Thursday, March 04, 2010

The Euroskpetic...

...has found my home state of Illinois wanting. The balance points he refers to in this article are precisely the kind that will not, cannot, be properly calibrated by government. He is right to point out the abusurdity of 80% of G8 GDP believing external growth will be the panacea for their own economic woes.

Of course, this will infuriate the EOTers and inflation doomsters as the process of resolving debt deflation is long, complex, anti-climactic, and is more T.S. Eliot than Tennyson.

This is not to pick on America. Belt-tightening is the oppressive fact of 2010-2012 for half the world. Hungary, Ukraine, the Baltics and the Balkans are already under the knife. Latvia's economy may contract by 30pc from peak to trough as it carries out an "internal devaluation", ie wage cuts, to hold its euro peg.

The eurozone's fiscal squeeze is well advanced in Ireland. Brussels has told Greece to cut by 10pc of GDP in three years, Spain by 8pc, Portugal by 6pc. Britain must slash soon, or face a gilts strike.

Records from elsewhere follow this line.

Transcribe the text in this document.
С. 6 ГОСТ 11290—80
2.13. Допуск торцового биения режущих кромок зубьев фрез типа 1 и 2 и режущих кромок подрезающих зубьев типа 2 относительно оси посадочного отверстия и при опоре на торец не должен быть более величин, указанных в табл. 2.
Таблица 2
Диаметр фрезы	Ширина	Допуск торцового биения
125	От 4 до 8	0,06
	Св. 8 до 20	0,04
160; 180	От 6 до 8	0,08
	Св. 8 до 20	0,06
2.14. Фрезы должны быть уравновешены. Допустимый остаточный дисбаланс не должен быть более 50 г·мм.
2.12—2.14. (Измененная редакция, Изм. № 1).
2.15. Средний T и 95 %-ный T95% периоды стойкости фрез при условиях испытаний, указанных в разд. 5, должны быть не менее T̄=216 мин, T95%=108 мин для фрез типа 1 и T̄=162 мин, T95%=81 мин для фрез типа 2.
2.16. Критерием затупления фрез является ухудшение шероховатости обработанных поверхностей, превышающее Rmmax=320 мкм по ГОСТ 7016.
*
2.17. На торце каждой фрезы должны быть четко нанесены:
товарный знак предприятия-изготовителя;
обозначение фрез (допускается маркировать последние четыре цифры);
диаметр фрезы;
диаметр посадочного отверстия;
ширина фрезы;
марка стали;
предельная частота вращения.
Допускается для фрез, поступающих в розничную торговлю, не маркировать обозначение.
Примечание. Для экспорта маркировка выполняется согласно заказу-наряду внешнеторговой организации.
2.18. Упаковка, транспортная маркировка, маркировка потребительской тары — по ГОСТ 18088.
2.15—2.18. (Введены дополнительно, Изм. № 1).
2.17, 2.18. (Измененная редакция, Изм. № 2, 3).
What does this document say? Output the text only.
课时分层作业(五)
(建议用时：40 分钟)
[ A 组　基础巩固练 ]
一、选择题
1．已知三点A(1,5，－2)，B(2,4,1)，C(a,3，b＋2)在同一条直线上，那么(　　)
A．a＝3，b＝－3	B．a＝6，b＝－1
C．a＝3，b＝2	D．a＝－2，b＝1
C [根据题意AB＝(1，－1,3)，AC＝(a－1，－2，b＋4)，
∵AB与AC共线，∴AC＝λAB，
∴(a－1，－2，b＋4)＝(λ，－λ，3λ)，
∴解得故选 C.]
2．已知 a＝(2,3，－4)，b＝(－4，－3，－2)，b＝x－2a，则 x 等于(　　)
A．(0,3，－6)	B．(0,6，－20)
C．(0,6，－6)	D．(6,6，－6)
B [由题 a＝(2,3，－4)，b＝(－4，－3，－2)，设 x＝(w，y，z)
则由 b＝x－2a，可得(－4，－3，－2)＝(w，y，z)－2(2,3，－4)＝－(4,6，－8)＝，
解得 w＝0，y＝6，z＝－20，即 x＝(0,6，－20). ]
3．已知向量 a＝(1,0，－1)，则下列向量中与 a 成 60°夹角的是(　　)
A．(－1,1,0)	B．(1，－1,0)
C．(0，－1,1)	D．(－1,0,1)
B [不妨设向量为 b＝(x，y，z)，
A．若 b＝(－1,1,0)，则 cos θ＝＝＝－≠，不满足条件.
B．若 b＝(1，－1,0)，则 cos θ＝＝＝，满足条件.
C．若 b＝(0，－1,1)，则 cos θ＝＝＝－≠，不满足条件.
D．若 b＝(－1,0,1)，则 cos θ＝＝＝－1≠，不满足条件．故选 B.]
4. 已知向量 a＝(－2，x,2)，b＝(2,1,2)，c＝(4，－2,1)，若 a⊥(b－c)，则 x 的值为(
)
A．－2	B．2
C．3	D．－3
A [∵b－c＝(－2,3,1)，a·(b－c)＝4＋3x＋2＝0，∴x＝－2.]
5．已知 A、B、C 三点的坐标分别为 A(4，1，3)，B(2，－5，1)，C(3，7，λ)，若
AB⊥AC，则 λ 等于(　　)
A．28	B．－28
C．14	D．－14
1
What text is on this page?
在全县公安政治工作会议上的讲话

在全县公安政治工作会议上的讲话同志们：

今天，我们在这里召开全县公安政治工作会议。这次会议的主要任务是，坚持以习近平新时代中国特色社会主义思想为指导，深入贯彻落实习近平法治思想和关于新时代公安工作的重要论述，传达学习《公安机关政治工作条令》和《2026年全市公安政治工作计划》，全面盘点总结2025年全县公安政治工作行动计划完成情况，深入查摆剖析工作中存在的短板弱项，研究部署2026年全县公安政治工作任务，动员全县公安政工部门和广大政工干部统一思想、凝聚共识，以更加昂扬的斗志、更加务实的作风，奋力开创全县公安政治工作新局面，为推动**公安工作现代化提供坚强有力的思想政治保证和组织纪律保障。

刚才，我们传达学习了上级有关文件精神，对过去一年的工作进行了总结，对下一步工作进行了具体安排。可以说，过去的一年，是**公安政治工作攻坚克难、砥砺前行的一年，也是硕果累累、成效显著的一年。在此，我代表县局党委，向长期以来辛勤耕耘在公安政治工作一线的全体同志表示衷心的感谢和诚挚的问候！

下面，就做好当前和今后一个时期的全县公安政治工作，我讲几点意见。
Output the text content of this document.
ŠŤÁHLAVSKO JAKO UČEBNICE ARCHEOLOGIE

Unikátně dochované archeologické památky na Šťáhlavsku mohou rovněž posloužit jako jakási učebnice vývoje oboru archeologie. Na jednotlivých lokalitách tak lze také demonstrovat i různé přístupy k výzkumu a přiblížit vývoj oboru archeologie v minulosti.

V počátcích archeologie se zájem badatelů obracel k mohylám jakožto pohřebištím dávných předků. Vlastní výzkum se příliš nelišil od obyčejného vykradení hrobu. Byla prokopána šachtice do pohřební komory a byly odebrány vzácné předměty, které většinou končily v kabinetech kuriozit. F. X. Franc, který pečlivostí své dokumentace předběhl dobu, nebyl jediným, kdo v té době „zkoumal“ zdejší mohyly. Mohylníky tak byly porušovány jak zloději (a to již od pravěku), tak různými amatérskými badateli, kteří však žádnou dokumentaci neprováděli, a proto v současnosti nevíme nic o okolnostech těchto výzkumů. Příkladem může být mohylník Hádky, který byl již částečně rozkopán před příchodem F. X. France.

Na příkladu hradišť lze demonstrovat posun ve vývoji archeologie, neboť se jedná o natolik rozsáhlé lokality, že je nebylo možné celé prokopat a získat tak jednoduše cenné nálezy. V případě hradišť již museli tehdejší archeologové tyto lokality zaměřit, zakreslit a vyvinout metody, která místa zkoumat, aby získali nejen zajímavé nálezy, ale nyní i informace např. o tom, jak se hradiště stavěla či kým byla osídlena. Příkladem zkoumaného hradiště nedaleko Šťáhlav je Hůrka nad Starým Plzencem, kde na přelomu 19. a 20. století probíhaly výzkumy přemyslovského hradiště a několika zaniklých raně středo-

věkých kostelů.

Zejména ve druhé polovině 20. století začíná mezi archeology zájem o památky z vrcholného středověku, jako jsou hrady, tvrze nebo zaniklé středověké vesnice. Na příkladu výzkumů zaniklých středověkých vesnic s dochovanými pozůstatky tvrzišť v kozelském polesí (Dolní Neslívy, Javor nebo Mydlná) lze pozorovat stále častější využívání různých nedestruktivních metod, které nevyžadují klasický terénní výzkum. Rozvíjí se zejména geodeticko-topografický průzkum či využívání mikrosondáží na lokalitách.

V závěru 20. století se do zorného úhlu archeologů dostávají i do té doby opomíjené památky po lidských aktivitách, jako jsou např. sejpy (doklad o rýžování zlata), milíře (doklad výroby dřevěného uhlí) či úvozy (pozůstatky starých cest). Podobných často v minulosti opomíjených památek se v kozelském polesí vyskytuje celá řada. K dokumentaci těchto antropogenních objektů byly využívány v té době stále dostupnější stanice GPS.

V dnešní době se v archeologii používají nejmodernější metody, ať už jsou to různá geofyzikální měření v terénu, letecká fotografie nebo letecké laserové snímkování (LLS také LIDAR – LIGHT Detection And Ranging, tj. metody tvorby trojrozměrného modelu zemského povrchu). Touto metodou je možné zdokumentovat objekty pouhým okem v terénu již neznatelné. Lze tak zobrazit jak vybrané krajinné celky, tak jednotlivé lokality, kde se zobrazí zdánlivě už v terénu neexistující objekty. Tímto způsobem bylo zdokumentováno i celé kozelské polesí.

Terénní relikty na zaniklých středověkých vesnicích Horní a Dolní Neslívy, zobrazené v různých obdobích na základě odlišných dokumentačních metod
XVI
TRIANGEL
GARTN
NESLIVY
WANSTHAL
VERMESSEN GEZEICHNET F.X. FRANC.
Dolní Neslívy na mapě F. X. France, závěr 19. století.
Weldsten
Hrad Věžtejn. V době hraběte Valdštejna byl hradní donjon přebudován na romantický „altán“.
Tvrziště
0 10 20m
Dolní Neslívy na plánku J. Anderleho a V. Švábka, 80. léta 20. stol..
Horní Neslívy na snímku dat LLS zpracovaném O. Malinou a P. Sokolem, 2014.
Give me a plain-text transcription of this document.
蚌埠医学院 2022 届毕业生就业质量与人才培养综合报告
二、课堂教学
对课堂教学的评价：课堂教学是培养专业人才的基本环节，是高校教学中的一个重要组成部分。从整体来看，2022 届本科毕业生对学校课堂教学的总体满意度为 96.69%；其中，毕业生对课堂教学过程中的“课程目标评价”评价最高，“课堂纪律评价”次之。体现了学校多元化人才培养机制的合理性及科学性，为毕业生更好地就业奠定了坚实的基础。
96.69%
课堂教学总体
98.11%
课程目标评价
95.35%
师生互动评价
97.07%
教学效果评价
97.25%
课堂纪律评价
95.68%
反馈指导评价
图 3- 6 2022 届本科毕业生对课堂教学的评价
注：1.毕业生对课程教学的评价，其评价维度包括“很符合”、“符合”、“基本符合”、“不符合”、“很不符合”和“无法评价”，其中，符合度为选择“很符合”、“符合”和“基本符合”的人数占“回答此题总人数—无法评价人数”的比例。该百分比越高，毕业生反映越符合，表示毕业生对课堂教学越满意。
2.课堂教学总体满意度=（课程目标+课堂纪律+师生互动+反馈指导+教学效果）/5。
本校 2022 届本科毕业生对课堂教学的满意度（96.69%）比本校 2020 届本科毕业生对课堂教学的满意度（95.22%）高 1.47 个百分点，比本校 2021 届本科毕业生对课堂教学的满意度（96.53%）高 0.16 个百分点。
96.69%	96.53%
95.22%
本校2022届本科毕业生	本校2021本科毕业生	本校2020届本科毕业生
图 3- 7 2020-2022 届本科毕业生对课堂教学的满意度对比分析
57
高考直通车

The Bank for International Settlements says Britain needs a primary surplus of 5.8pc of GDP for a decade to stabilise debt at pre-crisis levels, given the ageing crunch as well. The figure is 6.4pc for Japan, 4.3pc for the US and France. It warns of "unstable dynamics", posh talk for a debt spiral. "Action is needed now."

Indeed, though cutting too fast would tip the West back into slump and kill tax revenues, solving nothing – a risk that austerity priests rarely acknowledge. Pacing is everything.

Mervyn King, the Bank of England's Governor, seems strangely alone in facing the implications of this for central banks, and in seeing the absurdity of a recovery strategy where everybody tightens at once and surplus states keep on dumping excess capacity abroad. "I was struck by the mood at the G7, where several of the major economies around the world said quite openly that they were relying on external demand growth to generate growth. That can't be true of everybody," he said.